The biological plausible mechanisms linking L-arginine intake to risk of T2DM are not well documented. One possible explanation may be related to induction of arginase activity by long-term high intakes of L-arginine [2, 17], that has been suggested may contribute to the development of T2DM and insulin resistance [35]. The elevated levels of L-arginine is suggested to increase urea synthesis, because L-arginine induces N-acetylglutamate synthase which further activates carbamoyl phosphate synthetase-I (CPS-I) to start urea cycle [32]. L-arginine may also decrease cellular uptake of citrulline [36], interrupt recycling of L-arginine form citrulline [17], and suppress endothelial NO synthase (eNOS) expression and activity [37], resulting decreased eNOS-derived NO and development of insulin resistance.
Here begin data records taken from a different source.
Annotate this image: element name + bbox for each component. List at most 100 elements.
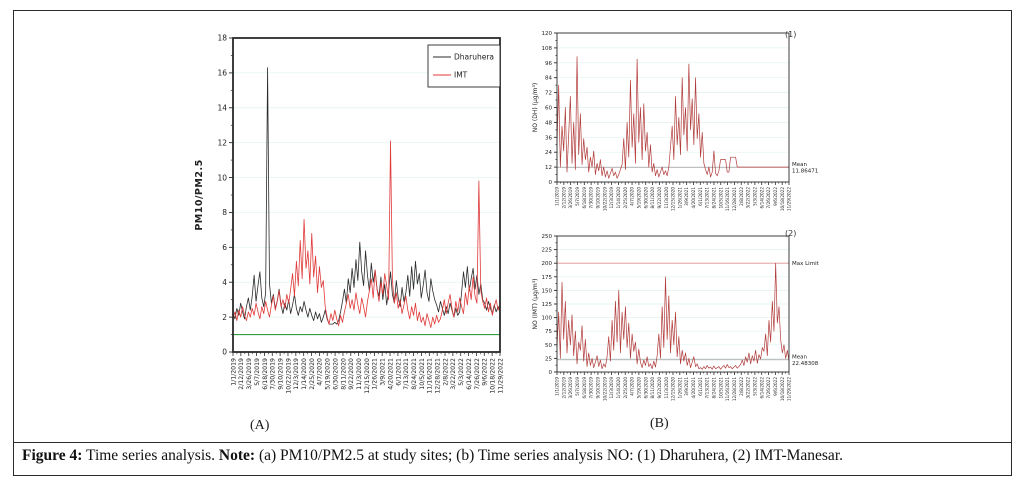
x-tick-label: 2/8/2022 [739, 377, 744, 396]
y-tick-label: 25 [545, 356, 552, 362]
x-tick-label: 7/13/2021 [705, 187, 710, 209]
y-tick-label: 18 [217, 34, 227, 43]
legend-label: IMT [454, 71, 468, 80]
y-tick-label: 0 [549, 180, 553, 186]
y-tick-label: 100 [542, 316, 553, 322]
x-tick-label: 3/22/2022 [746, 377, 751, 399]
x-tick-label: 12/15/2020 [671, 377, 676, 401]
caption-divider [13, 442, 1012, 443]
x-tick-label: 11/29/2022 [787, 377, 792, 401]
x-tick-label: 9/22/2020 [657, 377, 662, 399]
x-tick-label: 1/14/2020 [301, 358, 308, 390]
y-tick-label: 50 [545, 343, 552, 349]
y-axis-title: NO (DH) (µg/m³) [532, 83, 539, 132]
y-tick-label: 24 [545, 150, 552, 156]
x-tick-label: 8/11/2020 [650, 187, 655, 209]
x-tick-label: 8/24/2021 [712, 187, 717, 209]
x-tick-label: 6/30/2020 [643, 187, 648, 209]
x-tick-label: 12/3/2019 [609, 187, 614, 209]
x-tick-label: 4/20/2021 [691, 187, 696, 209]
y-tick-label: 48 [545, 120, 552, 126]
limit-label: Max Limit [792, 261, 820, 267]
subpanel-label-2: (2) [785, 229, 797, 238]
x-tick-label: 8/24/2021 [712, 377, 717, 399]
x-tick-label: 5/7/2019 [575, 377, 580, 396]
figure-caption: Figure 4: Time series analysis. Note: (a… [22, 447, 1002, 465]
x-tick-label: 11/29/2022 [497, 358, 504, 394]
x-tick-label: 5/19/2020 [325, 358, 332, 390]
caption-text: Time series analysis. [82, 447, 219, 464]
x-tick-label: 3/26/2019 [246, 358, 253, 390]
x-tick-label: 7/13/2021 [705, 377, 710, 399]
x-tick-label: 1/26/2021 [677, 377, 682, 399]
x-tick-label: 6/14/2022 [466, 358, 473, 390]
x-tick-label: 1/14/2020 [616, 187, 621, 209]
x-tick-label: 4/20/2021 [691, 377, 696, 399]
x-tick-label: 5/3/2022 [752, 187, 757, 206]
x-tick-label: 6/30/2020 [332, 358, 339, 390]
x-tick-label: 6/30/2020 [643, 377, 648, 399]
x-tick-label: 5/19/2020 [636, 187, 641, 209]
series-dharuhera [232, 67, 501, 325]
x-tick-label: 11/3/2020 [664, 187, 669, 209]
x-tick-label: 5/3/2022 [752, 377, 757, 396]
x-tick-label: 3/9/2021 [684, 377, 689, 396]
x-tick-label: 1/26/2021 [372, 358, 379, 390]
y-tick-label: 12 [545, 165, 552, 171]
x-tick-label: 5/3/2022 [458, 358, 465, 386]
x-tick-label: 2/25/2020 [309, 358, 316, 390]
y-tick-label: 2 [222, 313, 227, 322]
x-tick-label: 1/1/2019 [555, 187, 560, 206]
y-tick-label: 200 [542, 261, 553, 267]
x-tick-label: 6/1/2021 [698, 187, 703, 206]
y-tick-label: 0 [549, 370, 553, 376]
y-axis-title: PM10/PM2.5 [194, 159, 205, 230]
x-tick-label: 9/6/2022 [773, 377, 778, 396]
x-tick-label: 2/12/2019 [238, 358, 245, 390]
x-tick-label: 5/7/2019 [254, 358, 261, 386]
x-tick-label: 2/12/2019 [561, 187, 566, 209]
y-tick-label: 0 [222, 348, 227, 357]
x-tick-label: 3/22/2022 [450, 358, 457, 390]
x-tick-label: 11/16/2021 [725, 187, 730, 211]
x-tick-label: 1/1/2019 [230, 358, 237, 386]
x-tick-label: 11/16/2021 [725, 377, 730, 401]
x-tick-label: 11/3/2020 [664, 377, 669, 399]
y-tick-label: 250 [542, 234, 553, 240]
x-tick-label: 2/8/2022 [739, 187, 744, 206]
x-tick-label: 7/30/2019 [589, 187, 594, 209]
x-tick-label: 10/18/2022 [780, 377, 785, 401]
x-tick-label: 6/18/2019 [582, 187, 587, 209]
y-tick-label: 84 [545, 76, 552, 82]
x-tick-label: 4/7/2020 [317, 358, 324, 386]
mean-value: 22.48308 [792, 361, 819, 367]
x-tick-label: 10/18/2022 [780, 187, 785, 211]
x-tick-label: 12/3/2019 [609, 377, 614, 399]
series-no-dh [556, 56, 789, 179]
y-tick-label: 6 [222, 243, 227, 252]
y-tick-label: 8 [222, 208, 227, 217]
x-tick-label: 6/1/2021 [698, 377, 703, 396]
x-tick-label: 3/9/2021 [380, 358, 387, 386]
y-tick-label: 225 [542, 248, 553, 254]
x-tick-label: 10/22/2019 [602, 377, 607, 401]
y-tick-label: 60 [545, 105, 552, 111]
x-tick-label: 6/18/2019 [262, 358, 269, 390]
x-tick-label: 3/22/2022 [746, 187, 751, 209]
x-tick-label: 11/16/2021 [427, 358, 434, 394]
mean-value: 11.86471 [792, 168, 818, 174]
x-tick-label: 7/30/2019 [589, 377, 594, 399]
series-no-imt [556, 262, 790, 370]
y-tick-label: 108 [542, 46, 553, 52]
x-tick-label: 7/26/2022 [766, 377, 771, 399]
y-tick-label: 14 [217, 103, 227, 112]
x-tick-label: 6/1/2021 [395, 358, 402, 386]
y-tick-label: 72 [545, 91, 552, 97]
x-tick-label: 7/26/2022 [474, 358, 481, 390]
x-tick-label: 2/25/2020 [623, 377, 628, 399]
legend-label: Dharuhera [454, 53, 494, 62]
On the other hand, high-L-arginine intakes is suggested to be related with pathologic levels of NO metabolites [38,39,40], possibly produced by inducible NO synthase (iNOS); higher intakes of L-arginine were associated with higher serum NO metabolites [18, 20], an independent risk factor of cardio-metabolic diseases [38, 40, 41].
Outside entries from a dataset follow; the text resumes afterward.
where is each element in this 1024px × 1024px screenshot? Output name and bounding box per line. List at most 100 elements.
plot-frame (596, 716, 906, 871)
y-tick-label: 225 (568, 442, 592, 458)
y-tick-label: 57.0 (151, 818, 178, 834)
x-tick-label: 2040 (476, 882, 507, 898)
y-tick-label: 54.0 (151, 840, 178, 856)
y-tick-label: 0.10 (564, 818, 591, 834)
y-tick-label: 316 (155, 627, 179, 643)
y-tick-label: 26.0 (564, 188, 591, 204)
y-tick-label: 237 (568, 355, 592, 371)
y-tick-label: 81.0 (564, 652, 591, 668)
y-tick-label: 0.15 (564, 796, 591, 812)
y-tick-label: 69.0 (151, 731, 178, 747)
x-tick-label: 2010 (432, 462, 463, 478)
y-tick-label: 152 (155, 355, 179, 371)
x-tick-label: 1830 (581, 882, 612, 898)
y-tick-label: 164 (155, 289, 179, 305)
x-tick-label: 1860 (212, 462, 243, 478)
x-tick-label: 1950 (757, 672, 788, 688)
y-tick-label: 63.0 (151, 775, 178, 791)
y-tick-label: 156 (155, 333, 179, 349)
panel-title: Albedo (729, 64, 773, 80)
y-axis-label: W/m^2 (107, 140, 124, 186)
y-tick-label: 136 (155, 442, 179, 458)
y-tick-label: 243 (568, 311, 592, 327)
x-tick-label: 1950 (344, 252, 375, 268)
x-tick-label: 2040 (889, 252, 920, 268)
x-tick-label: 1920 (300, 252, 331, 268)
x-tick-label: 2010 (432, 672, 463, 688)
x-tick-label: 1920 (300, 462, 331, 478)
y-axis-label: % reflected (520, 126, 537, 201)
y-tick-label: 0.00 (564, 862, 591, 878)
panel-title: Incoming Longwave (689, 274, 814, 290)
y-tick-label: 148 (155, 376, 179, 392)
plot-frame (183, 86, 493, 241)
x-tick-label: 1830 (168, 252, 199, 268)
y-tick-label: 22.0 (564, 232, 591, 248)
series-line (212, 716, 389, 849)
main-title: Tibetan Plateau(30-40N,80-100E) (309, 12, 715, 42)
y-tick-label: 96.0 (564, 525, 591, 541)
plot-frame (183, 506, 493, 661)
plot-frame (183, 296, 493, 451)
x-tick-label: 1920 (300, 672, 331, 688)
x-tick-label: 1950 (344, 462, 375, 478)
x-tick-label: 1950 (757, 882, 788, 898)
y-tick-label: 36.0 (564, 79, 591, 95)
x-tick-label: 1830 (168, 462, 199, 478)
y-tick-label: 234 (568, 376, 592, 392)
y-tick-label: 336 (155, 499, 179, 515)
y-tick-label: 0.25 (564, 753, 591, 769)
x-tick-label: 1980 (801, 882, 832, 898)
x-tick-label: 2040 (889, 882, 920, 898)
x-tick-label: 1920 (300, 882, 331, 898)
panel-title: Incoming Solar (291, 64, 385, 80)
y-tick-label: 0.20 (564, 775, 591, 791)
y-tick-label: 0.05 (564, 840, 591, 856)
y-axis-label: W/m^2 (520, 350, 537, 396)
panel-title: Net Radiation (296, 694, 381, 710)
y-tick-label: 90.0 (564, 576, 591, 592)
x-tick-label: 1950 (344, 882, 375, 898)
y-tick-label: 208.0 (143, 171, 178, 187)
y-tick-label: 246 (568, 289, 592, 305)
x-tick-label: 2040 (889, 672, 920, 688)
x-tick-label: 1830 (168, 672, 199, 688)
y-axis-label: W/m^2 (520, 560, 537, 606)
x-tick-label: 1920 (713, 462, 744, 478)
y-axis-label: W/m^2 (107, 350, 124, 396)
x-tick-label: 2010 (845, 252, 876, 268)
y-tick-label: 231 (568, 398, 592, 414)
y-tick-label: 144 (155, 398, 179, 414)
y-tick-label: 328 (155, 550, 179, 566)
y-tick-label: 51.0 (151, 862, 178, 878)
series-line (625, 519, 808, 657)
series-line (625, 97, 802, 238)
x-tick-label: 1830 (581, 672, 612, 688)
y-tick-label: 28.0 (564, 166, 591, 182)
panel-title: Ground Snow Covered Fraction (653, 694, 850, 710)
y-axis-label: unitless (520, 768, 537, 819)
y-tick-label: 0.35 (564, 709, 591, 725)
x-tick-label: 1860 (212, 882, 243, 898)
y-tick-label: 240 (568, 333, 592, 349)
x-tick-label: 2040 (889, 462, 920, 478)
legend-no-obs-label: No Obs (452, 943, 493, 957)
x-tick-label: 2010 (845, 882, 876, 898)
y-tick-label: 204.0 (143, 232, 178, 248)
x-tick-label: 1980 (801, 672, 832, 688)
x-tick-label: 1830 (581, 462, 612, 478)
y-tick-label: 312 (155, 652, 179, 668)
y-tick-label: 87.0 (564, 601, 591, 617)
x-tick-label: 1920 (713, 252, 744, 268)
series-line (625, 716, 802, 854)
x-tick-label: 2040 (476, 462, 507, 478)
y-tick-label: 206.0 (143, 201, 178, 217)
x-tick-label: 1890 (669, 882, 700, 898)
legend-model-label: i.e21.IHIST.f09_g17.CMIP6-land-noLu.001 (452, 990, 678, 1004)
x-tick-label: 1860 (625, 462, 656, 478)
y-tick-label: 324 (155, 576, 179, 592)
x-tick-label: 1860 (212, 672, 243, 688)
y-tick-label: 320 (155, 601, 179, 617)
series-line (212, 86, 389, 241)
Further prospective studies are needed to more fully determine the possible underlying mechanisms by which high intakes of L-arginine increased risk of T2DM.

The population-based prospective setting of the current study, and use of a validated FFQ to assess regular dietary intake are the main strength points of the study. Due to low number of outcomes (n = 143), we used the DRS in multivariate models, which allowed us to not adding many variables that would lead to instability of our models, and accounts for major T2DM confounders . However it had some limitations. First, we had not data on serum levels of L-arginine to consider in our analysis; however, an acceptable correlation was observed between dietary L-arginine intakes and serum L-arginine. Some inherent limitation points of observational studies including potential selection bias, information bias in measuring L-arginine intakes as study exposure, and non-differential misclassification of the exposure also should be considered. Furthermore, there are other potential confounding variables, including some dietary factors, which could affect the association of L-arginine and T2DM and were not included in our adjusted models; since L-arginine is derived from different food sources, other dietary factors occurring in the same foods could also have affected the findings. Other potential limitation of the present study is the possible changes of dietary patterns during the follow-up period, since we assessed the dietary information only at baseline examinations; however previous observations in our population indicates an acceptable stability of major dietary patterns over the time.

Conclusion

Our findings from this prospective study indicated that higher amount of dietary L-arginine may be potential risk factor for development of T2DM. Considering the increasing interest to ingestion of L-arginine as a popular dietary supplement, and also the limited data in case of the potential association between dietary L-arginine and cardio-metabolic outcomes especially T2DM, further cohort studies are required to clarify the possible association.